The Woodstock City Council formalized its support for retaining long-term city ownership of the Old Courthouse property by approving a resolution Dec. 6 outlining possible future uses for the historic buildings and stating the city’s intention to own at least part of the property permanently.
“The City Council of the city of Woodstock … finds it to be in the best interests of the city of Woodstock and its residents to retain ownership of the Old Courthouse as stewards in perpetuity; to retain ownership of the Sheriff’s House and Jail, at least until such time as the city is certain the space is not needed to sustain uses in the Courthouse; and, if it is ultimately determined the Sheriff’s House is not needed to sustain uses in the Courthouse, to consider conveying it only to an entity with the appropriate and necessary resources to properly protect and preserve it in perpetuity,” the resolution reads in part.
The Old Courthouse and Sheriff’s House Advisory Commission approved a pair of similar resolutions Nov. 15.
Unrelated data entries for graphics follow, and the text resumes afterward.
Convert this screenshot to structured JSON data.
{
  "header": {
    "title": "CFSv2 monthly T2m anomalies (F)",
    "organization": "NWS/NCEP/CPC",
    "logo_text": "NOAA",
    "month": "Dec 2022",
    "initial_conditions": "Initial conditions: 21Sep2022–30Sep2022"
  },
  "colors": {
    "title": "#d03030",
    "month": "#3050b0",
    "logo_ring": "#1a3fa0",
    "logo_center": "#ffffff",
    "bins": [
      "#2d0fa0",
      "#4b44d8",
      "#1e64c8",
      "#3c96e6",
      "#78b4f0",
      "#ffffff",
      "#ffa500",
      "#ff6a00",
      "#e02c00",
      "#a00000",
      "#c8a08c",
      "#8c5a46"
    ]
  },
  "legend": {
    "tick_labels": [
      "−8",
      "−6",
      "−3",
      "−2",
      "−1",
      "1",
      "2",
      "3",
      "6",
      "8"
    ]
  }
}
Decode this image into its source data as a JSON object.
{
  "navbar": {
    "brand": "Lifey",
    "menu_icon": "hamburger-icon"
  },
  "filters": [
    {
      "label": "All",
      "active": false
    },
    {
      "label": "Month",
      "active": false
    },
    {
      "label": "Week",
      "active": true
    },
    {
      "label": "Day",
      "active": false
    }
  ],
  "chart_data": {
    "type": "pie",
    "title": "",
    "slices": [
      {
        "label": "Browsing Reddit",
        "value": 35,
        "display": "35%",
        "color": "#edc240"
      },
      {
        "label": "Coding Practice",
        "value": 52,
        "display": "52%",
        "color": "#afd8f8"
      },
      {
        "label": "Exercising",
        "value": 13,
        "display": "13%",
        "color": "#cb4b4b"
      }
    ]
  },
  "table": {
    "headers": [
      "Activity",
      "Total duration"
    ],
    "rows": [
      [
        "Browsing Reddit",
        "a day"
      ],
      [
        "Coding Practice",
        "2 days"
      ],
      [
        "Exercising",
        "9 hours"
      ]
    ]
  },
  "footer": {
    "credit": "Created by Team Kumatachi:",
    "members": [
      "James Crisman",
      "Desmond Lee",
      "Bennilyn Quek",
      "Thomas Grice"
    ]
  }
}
The document establishes a direction for the future of the Courthouse and Sheriff’s House, which have been owned by the city since 2011 and which currently are undergoing a restoration effort funded primarily with money from the city’s tax increment financing district. Signaling an intent to keep the property on the public rolls could help to secure grants for its restoration and upkeep, members of the Friends of the Old Courthouse and the Advisory Commission have told the council.
The resolution is non-binding, and so future councils could choose to sell the property or otherwise give up ownership to all or part of it.
“We do believe it’s in the best interest right now, based upon the plans that have been forwarded, the ideas that have been forwarded, to assume responsibility for the buildings as stewards in perpetuity,” Mayor Brian Sager said. “We cannot say … tomorrow what laws of the city of Woodstock or what property of the city of Woodstock … could be dispensed with or could be sold. That is an opportunity for future councils.”
In 2014, the city sought private buyers for the property, but only two bids were submitted, neither of which received much support from the City Council. Sager said the lack of private interest in the property led him to support city ownership of the buildings, which date back to the 1850s.
“If we had a private entity or two or three or five, or businesses that were coming forward and saying we will buy it … and we’ll take that off your hands, then we would be in a different place than we are today,” Sager said following the meeting. “But we just haven’t had that.”
The resolution also suggests what kinds of tenants might be best for the property, namely, a restaurant and arts center. Jim Prindiville, a member of the Advisory Commission and candidate for City Council, expressed concerns about that portion of the document.
“It’s not necessary to approve certain uses today. There’s no gain, and maybe there’s a loss, because it narrows potential uses when you do that,” Prindiville said.
Council members said the resolution allows for flexibility should different users come forward, but they approved minor changes to the document to clarify the resolution does not limit future uses of the property.
The resolution passed unanimously. Mike Turner and Dan Hart were absent.